As Red Tide diminishes – fishing improves
With concentrations of red tide diminishing in our waters, fishing is improving — especially along the Gulf beaches and out to the nearshore reefs.
White bait, although starting to thin out, is still available to be caught in a number of areas both on the flats and out on the beach. Live shrimp are working well when white bait is not available.
Targeting mangrove snapper around the nearshore reefs is quite productive. On my recent charters, we are catching limits of these tasty, hard fighting fish. For the snapper, I’m using live shiners combined with a half-ounce knocker rig. A 2/0 circle hook, some 20-pound fluorocarbon and a 1/2-ounce egg sinker completes the rig. Live shrimp also will work, although the abundance of spottail pinfish and Key West grunts makes it near impossible for the snapper to get to the bait before its nibbled away. Multiple snapper in the 16 to18-inch range are being caught with the remainder being in the 12 to 14-inch range.

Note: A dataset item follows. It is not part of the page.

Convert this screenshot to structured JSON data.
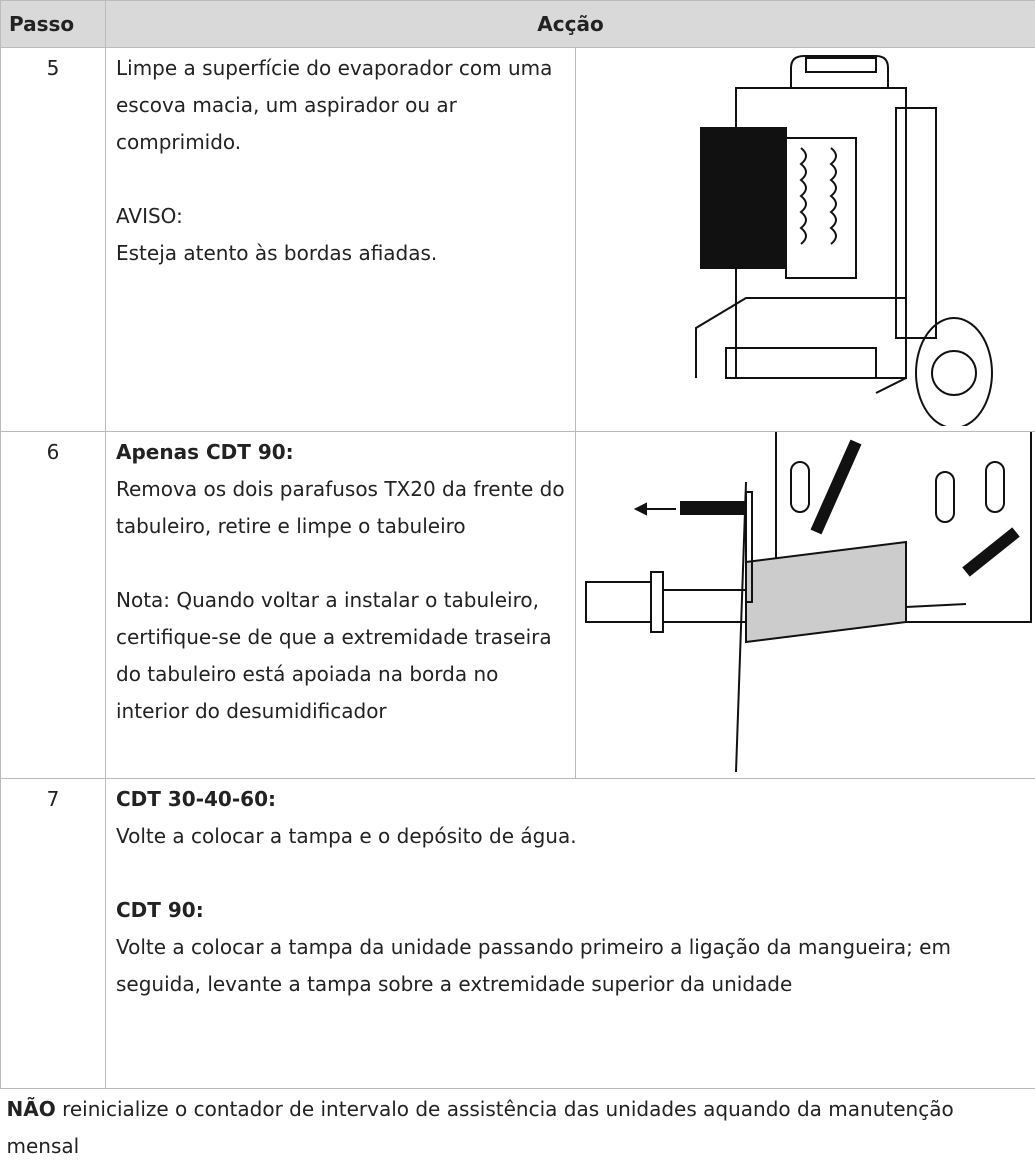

Using shrimp as bait along the beaches is proving quite productive. I’m finding rallies of pompano during morning incoming tides that are eating every shrimp we cast in the water. Most of the time this bite is lasting for about an hour. A variety of other species are included in this bite, which makes it even more exciting. Bluefish, jack crevalle, bonnethead sharks and juvenile permit are rounding out the bite. Catching the permit is extremely pleasurable. Once they are hooked, the fight is kind of like a pompano on steroids. These permit are in the 5 to 7-pound range, which on light tackle is a real challenge.
Finally, beach fishing around structure such as cement piers and sea walls is producing black drum, sheepshead and flounder. All three are readily taking live shrimp.